Written by Ruchir Sharma, an economist at Morgan Stanley, the book essentially argues that emerging economies can’t be bunched into one homogeneous group, and that each country within this grouping is going to follow a different trajectory, with only some of them coming forward as “breakout nations” with sustained growth. He forecasts there’s a 50 percent chance of India being one of the breakout nations.

Sharma highlights worries over India’s much-touted demographic dividend, crony capitalism and what he calls its “premature welfare state tendencies.” In a blog review, Swaminathan Aiyar, a leading economic columnist, lauds Sharma’s insights enthusiastically. But Aiyar adds: “The book is a bit too pessimistic about India, which probably has more than a 50 percent chance of exceeding 7 percent growth.”

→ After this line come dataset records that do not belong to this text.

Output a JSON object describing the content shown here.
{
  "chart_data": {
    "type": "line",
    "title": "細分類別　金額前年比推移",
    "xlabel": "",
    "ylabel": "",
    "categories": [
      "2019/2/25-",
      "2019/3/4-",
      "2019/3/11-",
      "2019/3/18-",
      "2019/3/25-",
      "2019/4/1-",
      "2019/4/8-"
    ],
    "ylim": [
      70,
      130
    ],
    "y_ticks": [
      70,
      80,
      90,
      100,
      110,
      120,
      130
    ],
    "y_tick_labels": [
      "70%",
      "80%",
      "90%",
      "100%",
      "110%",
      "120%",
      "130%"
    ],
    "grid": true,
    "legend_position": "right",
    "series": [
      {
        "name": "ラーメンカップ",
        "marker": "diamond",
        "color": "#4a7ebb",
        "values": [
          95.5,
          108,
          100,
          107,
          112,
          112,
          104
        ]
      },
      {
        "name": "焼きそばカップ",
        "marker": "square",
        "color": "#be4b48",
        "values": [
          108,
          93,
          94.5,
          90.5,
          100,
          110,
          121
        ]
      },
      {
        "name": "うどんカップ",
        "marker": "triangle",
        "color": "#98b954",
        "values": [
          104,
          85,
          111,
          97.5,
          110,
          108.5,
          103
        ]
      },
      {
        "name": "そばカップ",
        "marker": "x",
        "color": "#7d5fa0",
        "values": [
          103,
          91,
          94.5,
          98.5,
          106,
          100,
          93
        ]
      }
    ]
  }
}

Without a doubt, the book’s timing couldn’t have been more appropriate. There are growing worries that India is fast losing its economic sheen, and needs to shake off the arrogant assumption that the world sees it as the next economic superpower. A perceived policy paralysis and the slow introduction of necessary legislation on key economic issues at the central government level have added to the narrative that India is gradually going off track. Such pessimism has been compounded by the controversy sparked by Kaushik Basu, the government’s chief economic adviser, who was quoted in his address at Carnegie Mellon as saying that major reforms are unlikely before the next general election, due in 2014.

The opposition parties were quick to accuse the government of being paralysed, and Basu quickly “clarified” that he was quoted out of context. He did, though, admit that the political compulsions of a coalition government had led to slower decision-making. Considering that the general election is two years away (and that even afterward, a strong, one-party government seems unlikely to be the result), and with the current government shackled by political pressures pulling it in different directions, could Sharma actually be right?

India’s future really might be hanging in the balance.